Since Science 2.0 first came online, we have been excited about the Tevatron in Illinois because, statistically, by 2011 the famous Fermi experiment in Batavia,IL would have accumulated 10 inverse femtobarns of data and that means the Higgs, if it exists, would be somewhere in there.  If it could be found.
 
It was less of a big deal then because the LHC hype machine was still in full swing even though it had already been delayed.  Everyone expected that with its much greater luminosity the LHC would find the eponymous "God particle" (since, as Peter Higgs said, no one around him would allow it to be called "that God damn particle") before it mattered what the Tevatron found.   But things don't always go as planned, the LHC has suffered some setbacks, and Fermi is still in the running.

Earlier this week, dual-experimental (both Fermi and the LHC) physicist Tommaso Dorigo posted a celebratory picture because they reached 11 inverse femtobarns at Fermi, and that just shortly after reaching 10 fb-1 in December, as Tommaso also discussed.    It led to the question again from people I talk with about just what an inverse femtobarn is.

The story goes that in the early days of World War II, progress was moving steadily in nuclear research and two physicists needed to be able to describe the atomic nucleus of uranium.  The atomic nucleus of uranium is big - really big - compared to other atomic nuclei, maybe even 'as big as a barn' in the minds of zany scientists.   Regardless of their motivation, by 1943 'barn' entered the science lexicon and never left.

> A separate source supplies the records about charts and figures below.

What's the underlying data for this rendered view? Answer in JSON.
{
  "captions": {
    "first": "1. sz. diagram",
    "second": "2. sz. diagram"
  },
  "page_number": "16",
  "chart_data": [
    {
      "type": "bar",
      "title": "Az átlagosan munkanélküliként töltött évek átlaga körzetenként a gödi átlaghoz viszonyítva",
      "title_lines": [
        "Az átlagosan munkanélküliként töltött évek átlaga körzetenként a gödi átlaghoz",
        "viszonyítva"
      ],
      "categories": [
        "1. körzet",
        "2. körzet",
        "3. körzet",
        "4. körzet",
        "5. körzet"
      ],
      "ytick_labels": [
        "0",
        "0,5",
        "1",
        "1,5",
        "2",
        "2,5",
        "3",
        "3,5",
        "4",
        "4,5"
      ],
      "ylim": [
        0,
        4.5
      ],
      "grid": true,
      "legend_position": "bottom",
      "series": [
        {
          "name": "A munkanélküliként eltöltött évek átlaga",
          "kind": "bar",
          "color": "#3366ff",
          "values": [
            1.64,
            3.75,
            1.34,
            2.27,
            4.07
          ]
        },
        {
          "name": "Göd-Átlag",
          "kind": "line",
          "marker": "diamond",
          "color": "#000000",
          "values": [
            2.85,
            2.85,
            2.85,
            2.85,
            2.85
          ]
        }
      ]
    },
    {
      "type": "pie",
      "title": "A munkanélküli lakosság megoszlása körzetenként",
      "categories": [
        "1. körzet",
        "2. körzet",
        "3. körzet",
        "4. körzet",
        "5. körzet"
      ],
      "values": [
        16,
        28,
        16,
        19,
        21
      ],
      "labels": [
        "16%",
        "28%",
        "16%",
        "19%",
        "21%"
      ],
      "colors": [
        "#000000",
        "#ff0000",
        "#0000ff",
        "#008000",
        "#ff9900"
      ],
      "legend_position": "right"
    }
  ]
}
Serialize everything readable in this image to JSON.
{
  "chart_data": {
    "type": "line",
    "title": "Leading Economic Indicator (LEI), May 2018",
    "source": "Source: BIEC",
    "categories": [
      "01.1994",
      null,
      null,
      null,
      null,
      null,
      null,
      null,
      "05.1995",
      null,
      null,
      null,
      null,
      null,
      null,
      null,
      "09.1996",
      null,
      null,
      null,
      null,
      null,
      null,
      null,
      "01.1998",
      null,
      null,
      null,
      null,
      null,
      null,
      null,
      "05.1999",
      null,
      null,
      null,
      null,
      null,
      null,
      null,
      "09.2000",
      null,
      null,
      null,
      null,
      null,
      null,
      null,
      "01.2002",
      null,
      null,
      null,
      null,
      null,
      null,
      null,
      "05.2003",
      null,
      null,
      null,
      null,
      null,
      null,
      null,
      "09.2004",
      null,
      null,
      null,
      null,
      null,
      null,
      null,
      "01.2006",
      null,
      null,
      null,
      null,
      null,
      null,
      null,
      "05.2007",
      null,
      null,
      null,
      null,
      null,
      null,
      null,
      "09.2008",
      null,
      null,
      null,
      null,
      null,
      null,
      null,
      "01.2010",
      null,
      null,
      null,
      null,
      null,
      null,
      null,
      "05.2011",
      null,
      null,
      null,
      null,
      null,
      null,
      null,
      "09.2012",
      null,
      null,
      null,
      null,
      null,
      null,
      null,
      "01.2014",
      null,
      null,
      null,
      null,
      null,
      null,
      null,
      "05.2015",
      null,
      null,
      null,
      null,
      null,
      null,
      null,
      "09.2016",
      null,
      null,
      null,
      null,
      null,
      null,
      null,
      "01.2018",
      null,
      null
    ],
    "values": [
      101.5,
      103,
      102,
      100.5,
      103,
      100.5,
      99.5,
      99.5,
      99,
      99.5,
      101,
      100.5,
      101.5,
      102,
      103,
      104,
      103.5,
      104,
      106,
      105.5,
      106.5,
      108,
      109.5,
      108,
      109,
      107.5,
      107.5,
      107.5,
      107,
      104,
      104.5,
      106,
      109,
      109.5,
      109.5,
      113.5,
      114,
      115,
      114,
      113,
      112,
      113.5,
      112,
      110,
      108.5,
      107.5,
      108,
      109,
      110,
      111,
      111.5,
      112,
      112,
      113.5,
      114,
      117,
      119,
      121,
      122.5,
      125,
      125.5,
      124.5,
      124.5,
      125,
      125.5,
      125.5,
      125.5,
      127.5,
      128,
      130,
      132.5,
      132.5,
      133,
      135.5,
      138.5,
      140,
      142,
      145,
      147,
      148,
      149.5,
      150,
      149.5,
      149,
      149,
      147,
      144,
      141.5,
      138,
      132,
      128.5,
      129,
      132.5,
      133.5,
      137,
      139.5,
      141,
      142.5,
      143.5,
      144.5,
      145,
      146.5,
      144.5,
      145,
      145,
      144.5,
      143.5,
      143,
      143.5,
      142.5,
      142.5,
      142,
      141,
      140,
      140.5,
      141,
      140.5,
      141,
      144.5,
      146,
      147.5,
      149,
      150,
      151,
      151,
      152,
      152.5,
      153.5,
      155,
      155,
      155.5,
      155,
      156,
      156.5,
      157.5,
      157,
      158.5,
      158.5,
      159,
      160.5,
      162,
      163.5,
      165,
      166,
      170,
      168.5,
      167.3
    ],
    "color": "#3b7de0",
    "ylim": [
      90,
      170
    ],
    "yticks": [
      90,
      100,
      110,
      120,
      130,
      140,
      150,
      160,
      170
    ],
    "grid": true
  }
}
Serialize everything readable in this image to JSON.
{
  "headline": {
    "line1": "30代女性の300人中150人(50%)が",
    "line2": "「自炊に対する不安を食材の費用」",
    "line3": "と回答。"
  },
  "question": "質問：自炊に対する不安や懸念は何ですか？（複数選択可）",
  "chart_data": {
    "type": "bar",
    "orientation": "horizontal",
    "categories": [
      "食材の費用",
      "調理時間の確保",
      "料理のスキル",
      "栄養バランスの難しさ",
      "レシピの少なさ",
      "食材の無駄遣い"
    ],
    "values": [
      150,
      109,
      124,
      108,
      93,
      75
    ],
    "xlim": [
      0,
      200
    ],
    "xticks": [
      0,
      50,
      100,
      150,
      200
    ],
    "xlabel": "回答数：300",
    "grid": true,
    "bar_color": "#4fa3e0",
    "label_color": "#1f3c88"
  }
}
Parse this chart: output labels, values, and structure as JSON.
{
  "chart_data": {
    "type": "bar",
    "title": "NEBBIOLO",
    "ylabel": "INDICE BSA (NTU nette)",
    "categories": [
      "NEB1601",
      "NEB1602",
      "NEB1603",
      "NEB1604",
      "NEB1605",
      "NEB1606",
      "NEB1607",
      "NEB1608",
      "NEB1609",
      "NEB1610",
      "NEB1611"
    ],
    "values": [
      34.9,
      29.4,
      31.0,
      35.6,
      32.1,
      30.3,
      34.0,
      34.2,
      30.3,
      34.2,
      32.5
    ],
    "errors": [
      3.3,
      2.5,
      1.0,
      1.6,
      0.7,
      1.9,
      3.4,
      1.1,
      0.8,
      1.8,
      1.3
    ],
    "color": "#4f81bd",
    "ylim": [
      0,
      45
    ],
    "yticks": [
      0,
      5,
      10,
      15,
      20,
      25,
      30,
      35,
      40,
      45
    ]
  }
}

But big in this case means small.   The cross-section of the uranium nucleus, that 'barn' unit, is 10−28 m2  and 'femto' means 10-15, a a thousandth of a millionth of a millionth.  So a femtobarn is 10-43 m2 (if meters are too big to use for such small numbers, try 10-39 cm2, but I doubt that helps) and inverse femtobarns are another exotic twist on an already arcane concept.

The inverse femtobarn is how many particle collision events per femtobarn.    So if you want to run your experiment for a year, and your cross-sectional area is one femtobarn, you can get at least some basis for understanding these giant numbers.   The 'luminosity' of the collisions measured over this time is directly related to the collisions and luminosity is the number of particles for each area (let's say 1 femtobarn) per unit time (let's say 1 year)  times the opacity of the target, usually expressed in cm−2 s−1.    Luminosity is essentially number of collisions per cm2 and per second.

Kate Metropolis at Stanford did a great example which stays in our barn motif:

Imagine you throw enough tomatoes at a barn to get an average of two tomato hits per square foot. If the barn door is 10 feet by 15 feet, then the cross section for tomato-barn door interactions is 150 square feet, and the number of tomatoes that splat on the door is given by: 

150 square feet x 2 tomatoes per square foot = 300 tomato interactions.

In this case, what physicists call the integrated luminosity is 2 tomatoes per square foot (or, in physics jargon, 2 "inverse square feet").

When Tommaso described the results of 10 inverse femtobarns in December, he wrote
A mile-long stretch of sand, extending 100 meters into the land and with a depth of one meter, contains roughly the same number of sand grains as that number of collisions.
and then also "the total mass of annihilated protons would just make a picogram of matter" so even small things can mean a big number - in this case some 160,000,000 collisions.

If the Higgs boson exists and the Standard Model is correct and the Higgs has a mass of 120 GeV then, as he noted by example, 20,000 of those particles have already been created inside the Tevatron.   

Finding them with a high degree of confidence is another matter and that is one of the reasons the LHC was created.